Monday, 27 July 2015

P- Notes's



The Nifty tanked 1.88% on the first trading day of the last week of July 2015. The sharp plunge in the benchmark indices was on account of two reasons – one in the global context and the other in the domestic context. China’s equity market tanked 8.48% on 27th July 2015, which led to global equity markets also feeling the pinch as the World’s second largest economy is set to grow at a slower pace than expected. The P-Notes issue has once again come into limelight similar to the situation that was seen in 2007. 

Participatory Notes commonly known as P-Notes are instruments through which foreign individuals, hedge funds and others invest in India’s stock markets without being registered with market regulator Securities and Exchange Board of India (SEBI). P-Notes are popular with foreign investors because they are able to save time and the costs associated with direct registration with Indian authorities. In 2007, a crackdown on P-Notes had led to a 10% fall in the Sensex within minutes of the market opening. Trading had to be halted and then finance minister P Chidambaram had to make statements to calm the markets.

Investments through participatory notes in India’s capital market were about USD 43 billion at the end of June 2015. This amounts to 21% of the total foreign institutional investment (FII) in Indian markets. Investment through P-Notes has been steadily decreasing over the years. Till a few years ago, P-Notes used to account for more than 50% of total FII investments, but their share has fallen as SEBI has tightened disclosure norms and other related regulations.
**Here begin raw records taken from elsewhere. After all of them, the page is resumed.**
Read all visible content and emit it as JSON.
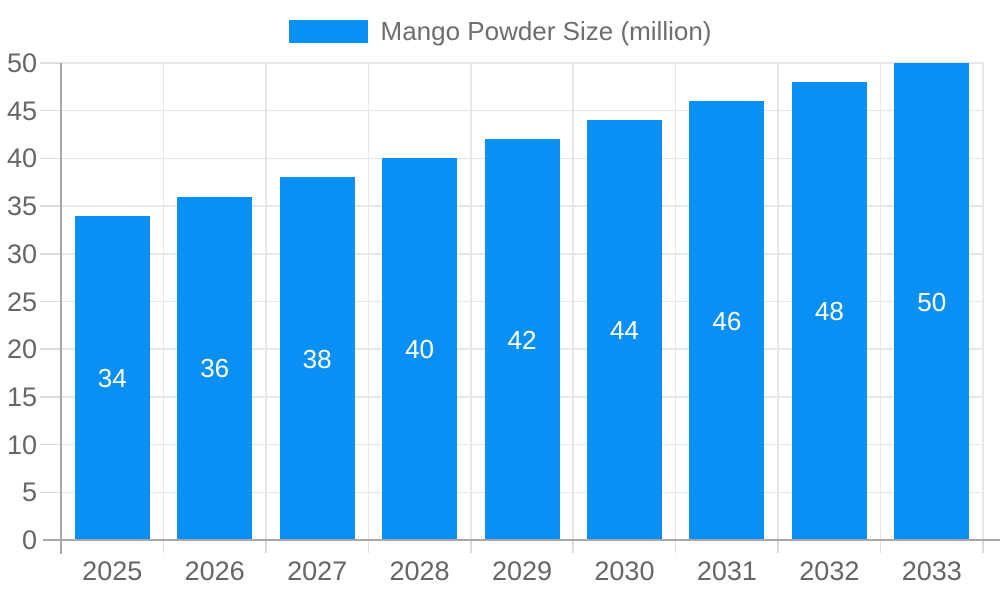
{
  "legend": {
    "label": "Mango Powder Size (million)"
  },
  "chart_data": {
    "type": "bar",
    "title": "",
    "xlabel": "",
    "ylabel": "",
    "categories": [
      "2025",
      "2026",
      "2027",
      "2028",
      "2029",
      "2030",
      "2031",
      "2032",
      "2033"
    ],
    "series": [
      {
        "name": "Mango Powder Size (million)",
        "values": [
          34,
          36,
          38,
          40,
          42,
          44,
          46,
          48,
          50
        ]
      }
    ],
    "data_labels": [
      34,
      36,
      38,
      40,
      42,
      44,
      46,
      48,
      50
    ],
    "yticks": [
      0,
      5,
      10,
      15,
      20,
      25,
      30,
      35,
      40,
      45,
      50
    ],
    "ylim": [
      0,
      50
    ],
    "grid": true,
    "legend_position": "top-center",
    "colors": {
      "bar": "#0a90f5",
      "value_label": "#ffffff",
      "grid_line": "#e7e7e7",
      "tick_mark": "#dcdcdc",
      "axis_line": "#a8a8a8",
      "tick_text": "#666666",
      "legend_text": "#6e6e6e",
      "background": "#ffffff"
    }
  }
}
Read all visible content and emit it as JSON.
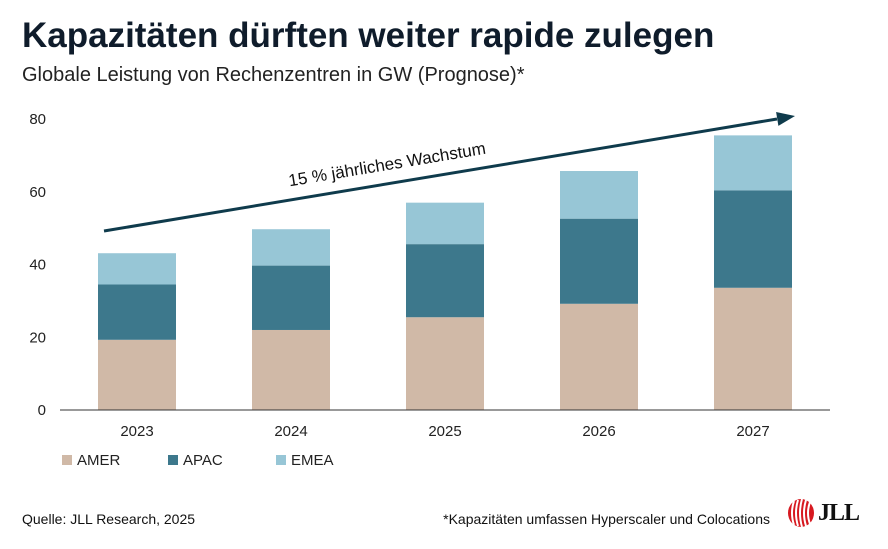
{
  "title": "Kapazitäten dürften weiter rapide zulegen",
  "subtitle": "Globale Leistung von Rechenzentren in GW (Prognose)*",
  "chart_data": {
    "type": "bar",
    "stacked": true,
    "categories": [
      "2023",
      "2024",
      "2025",
      "2026",
      "2027"
    ],
    "series": [
      {
        "name": "AMER",
        "values": [
          19.3,
          22.0,
          25.5,
          29.2,
          33.6
        ],
        "color": "#d0b9a7"
      },
      {
        "name": "APAC",
        "values": [
          15.2,
          17.7,
          20.1,
          23.4,
          26.8
        ],
        "color": "#3d788c"
      },
      {
        "name": "EMEA",
        "values": [
          8.6,
          10.0,
          11.4,
          13.1,
          15.1
        ],
        "color": "#97c6d6"
      }
    ],
    "ylim": [
      0,
      80
    ],
    "yticks": [
      0,
      20,
      40,
      60,
      80
    ],
    "grid": false,
    "legend_position": "bottom-left",
    "annotation": {
      "text": "15 % jährliches Wachstum",
      "color": "#0f3b4c"
    }
  },
  "footer": {
    "source": "Quelle: JLL Research, 2025",
    "note": "*Kapazitäten umfassen Hyperscaler und Colocations",
    "logo_text": "JLL"
  }
}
The Supreme Court appointed special investigation (SIT’s) recommendation of stricter norms for P-notes would be viewed negatively by the market. SIT suggested that SEBI put in place regulations to help identify individuals holding P-notes or off shore derivative instruments (ODI) and take appropriate steps to curb black money and tax evasion using the stock exchange.
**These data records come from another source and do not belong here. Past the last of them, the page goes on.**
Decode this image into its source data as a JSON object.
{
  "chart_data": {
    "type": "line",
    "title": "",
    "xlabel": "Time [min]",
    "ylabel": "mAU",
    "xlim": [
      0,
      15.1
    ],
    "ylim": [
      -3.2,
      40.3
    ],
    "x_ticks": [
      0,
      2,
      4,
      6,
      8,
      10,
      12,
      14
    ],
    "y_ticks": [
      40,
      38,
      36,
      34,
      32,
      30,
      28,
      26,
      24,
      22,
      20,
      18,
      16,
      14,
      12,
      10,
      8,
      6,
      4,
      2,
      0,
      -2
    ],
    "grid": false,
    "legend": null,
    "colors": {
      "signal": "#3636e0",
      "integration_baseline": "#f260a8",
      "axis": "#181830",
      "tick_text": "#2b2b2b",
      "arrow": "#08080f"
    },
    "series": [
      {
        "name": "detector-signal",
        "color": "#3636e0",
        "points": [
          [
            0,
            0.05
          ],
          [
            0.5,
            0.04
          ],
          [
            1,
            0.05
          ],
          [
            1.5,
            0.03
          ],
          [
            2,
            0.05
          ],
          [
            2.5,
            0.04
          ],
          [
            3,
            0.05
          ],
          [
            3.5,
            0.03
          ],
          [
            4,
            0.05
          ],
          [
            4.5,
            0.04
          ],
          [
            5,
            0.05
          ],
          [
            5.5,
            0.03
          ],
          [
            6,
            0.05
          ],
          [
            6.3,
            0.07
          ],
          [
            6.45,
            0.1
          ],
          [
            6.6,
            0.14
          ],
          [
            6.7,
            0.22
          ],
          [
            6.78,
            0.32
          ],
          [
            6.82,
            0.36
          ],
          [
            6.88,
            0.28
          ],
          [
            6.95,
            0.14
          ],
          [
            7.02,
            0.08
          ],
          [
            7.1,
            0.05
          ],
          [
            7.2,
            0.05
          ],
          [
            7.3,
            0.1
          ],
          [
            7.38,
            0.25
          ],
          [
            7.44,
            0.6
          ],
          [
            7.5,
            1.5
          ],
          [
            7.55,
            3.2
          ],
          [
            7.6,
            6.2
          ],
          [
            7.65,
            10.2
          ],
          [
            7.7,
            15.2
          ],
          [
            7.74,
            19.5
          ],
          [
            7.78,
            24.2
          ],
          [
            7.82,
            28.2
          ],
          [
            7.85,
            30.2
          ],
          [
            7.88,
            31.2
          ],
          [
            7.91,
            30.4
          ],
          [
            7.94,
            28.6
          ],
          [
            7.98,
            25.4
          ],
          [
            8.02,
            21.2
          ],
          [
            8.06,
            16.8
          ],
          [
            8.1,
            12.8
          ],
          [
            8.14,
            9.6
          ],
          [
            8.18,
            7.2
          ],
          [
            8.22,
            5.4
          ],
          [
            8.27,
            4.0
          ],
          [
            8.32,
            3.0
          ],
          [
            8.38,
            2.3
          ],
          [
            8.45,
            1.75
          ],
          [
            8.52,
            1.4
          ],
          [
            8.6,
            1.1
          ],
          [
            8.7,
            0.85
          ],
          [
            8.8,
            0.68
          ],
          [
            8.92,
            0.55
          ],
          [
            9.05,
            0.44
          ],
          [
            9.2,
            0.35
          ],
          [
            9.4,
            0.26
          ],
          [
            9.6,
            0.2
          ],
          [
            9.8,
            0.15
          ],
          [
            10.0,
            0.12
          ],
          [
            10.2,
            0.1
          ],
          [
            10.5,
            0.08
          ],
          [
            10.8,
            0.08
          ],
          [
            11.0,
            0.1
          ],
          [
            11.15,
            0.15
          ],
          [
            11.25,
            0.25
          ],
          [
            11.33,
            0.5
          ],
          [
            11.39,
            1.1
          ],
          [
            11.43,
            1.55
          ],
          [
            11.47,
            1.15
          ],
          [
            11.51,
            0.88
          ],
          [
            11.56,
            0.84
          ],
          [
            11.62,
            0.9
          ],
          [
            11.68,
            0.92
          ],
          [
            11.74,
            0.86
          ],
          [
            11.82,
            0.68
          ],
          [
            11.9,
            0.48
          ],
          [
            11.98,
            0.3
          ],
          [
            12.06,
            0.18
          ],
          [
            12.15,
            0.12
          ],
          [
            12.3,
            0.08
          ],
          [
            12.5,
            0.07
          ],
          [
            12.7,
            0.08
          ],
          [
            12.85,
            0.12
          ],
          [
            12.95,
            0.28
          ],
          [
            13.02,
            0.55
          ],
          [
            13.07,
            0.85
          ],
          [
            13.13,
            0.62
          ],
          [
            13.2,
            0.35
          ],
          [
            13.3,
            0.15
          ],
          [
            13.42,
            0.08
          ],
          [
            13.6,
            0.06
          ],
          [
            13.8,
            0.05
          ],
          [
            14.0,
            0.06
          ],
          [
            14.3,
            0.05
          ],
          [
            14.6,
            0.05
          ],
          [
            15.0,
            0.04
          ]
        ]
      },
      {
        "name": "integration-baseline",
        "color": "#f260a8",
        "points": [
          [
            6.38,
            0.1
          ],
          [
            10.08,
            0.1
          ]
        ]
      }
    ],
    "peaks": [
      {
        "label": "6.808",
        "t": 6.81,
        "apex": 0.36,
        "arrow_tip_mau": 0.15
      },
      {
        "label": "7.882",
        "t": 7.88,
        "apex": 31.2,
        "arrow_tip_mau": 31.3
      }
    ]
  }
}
Based on data from SEBI, SIT report said a major chunk of the offshore derivate instruments that invested in India were coming from Cayman Islands around 31%, which translates into INR 85,000 crores. In 2010 Cayam island has a population of 59,000 going by the 2013 census which suggest that with this kind of population and size most funds flowing from Cayam islands are not originated from there but the jurisdiction is just used as a conduit to channelize the funds into the stock market. By which it definitely cannot be concluded that all the funds that are coming from offshore jurisdictions would result in tax evasion. Most of the funds that are channelized via an offshore jurisdiction like Cayam are structured in a way to take most use of the tax treaties between nations resulting in efficient tax planning and better net return on capital. 
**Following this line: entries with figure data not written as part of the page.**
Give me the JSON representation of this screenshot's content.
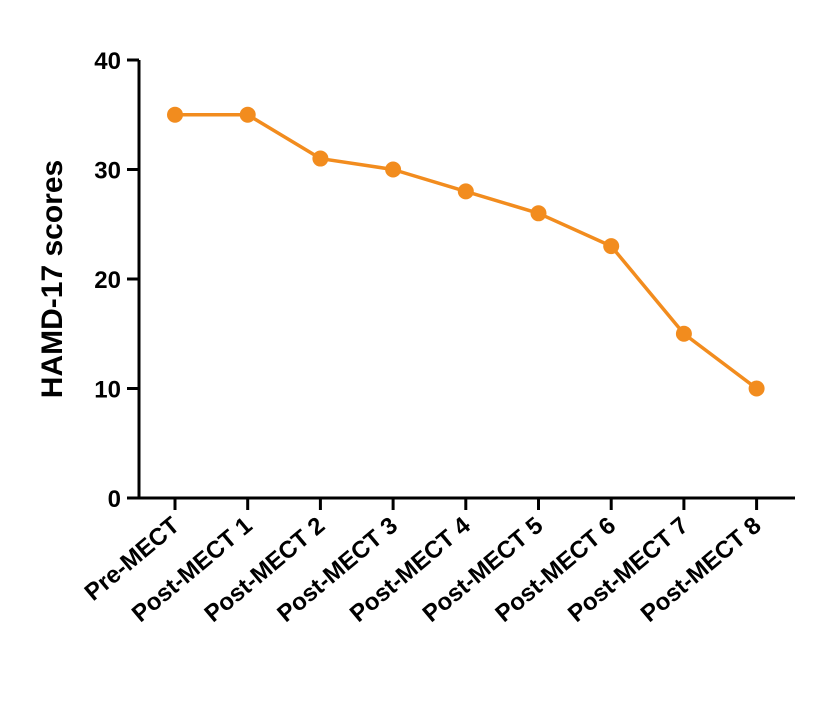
{
  "chart_data": {
    "type": "line",
    "title": "",
    "xlabel": "",
    "ylabel": "HAMD-17 scores",
    "ylim": [
      0,
      40
    ],
    "yticks": [
      0,
      10,
      20,
      30,
      40
    ],
    "categories": [
      "Pre-MECT",
      "Post-MECT 1",
      "Post-MECT 2",
      "Post-MECT 3",
      "Post-MECT 4",
      "Post-MECT 5",
      "Post-MECT 6",
      "Post-MECT 7",
      "Post-MECT 8"
    ],
    "series": [
      {
        "name": "HAMD-17",
        "values": [
          35,
          35,
          31,
          30,
          28,
          26,
          23,
          15,
          10
        ],
        "color": "#F28C1E"
      }
    ],
    "grid": false,
    "legend": "none"
  }
}
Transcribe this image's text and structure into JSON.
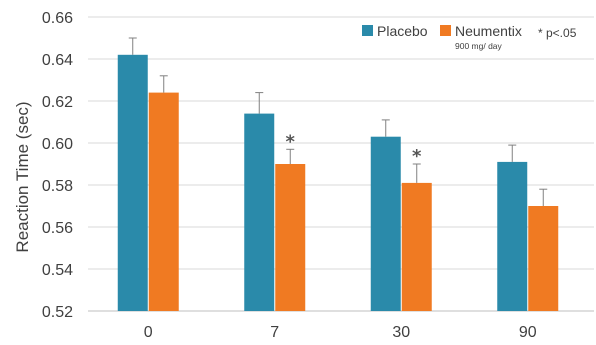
{
  "chart_data": {
    "type": "bar",
    "title": "",
    "xlabel": "",
    "ylabel": "Reaction Time (sec)",
    "ylim": [
      0.52,
      0.66
    ],
    "yticks": [
      "0.52",
      "0.54",
      "0.56",
      "0.58",
      "0.60",
      "0.62",
      "0.64",
      "0.66"
    ],
    "grid": true,
    "legend_position": "top-right",
    "categories": [
      "0",
      "7",
      "30",
      "90"
    ],
    "series": [
      {
        "name": "Placebo",
        "color": "#2a8aaa",
        "values": [
          0.642,
          0.614,
          0.603,
          0.591
        ],
        "error": [
          0.008,
          0.01,
          0.008,
          0.008
        ],
        "significant": [
          false,
          false,
          false,
          false
        ]
      },
      {
        "name": "Neumentix",
        "subtitle": "900 mg/ day",
        "color": "#f07a22",
        "values": [
          0.624,
          0.59,
          0.581,
          0.57
        ],
        "error": [
          0.008,
          0.007,
          0.009,
          0.008
        ],
        "significant": [
          false,
          true,
          true,
          false
        ]
      }
    ],
    "significance_marker": "*",
    "significance_note": "* p<.05"
  }
}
Investors need not panic as the P-Notes issue is a temporary obstacle and the long term growth story remains intact for the Indian economy. Any correction in the benchmark indices would present an opportunity to buy from a long term perspective. The Finance Minister has given a clarification that the Government would not take any drastic steps to demotivate FIIs and spoil the investment climate in the economy.

With growth slowing around the world along with China, the long term story of India looks intact with favorable demographics, stable government and growing consumption the long term story of India looks intact and the events like P-note saga could impact the markets in the short term but on a long term horizon the markets would continue to grow outperform most markets around the world.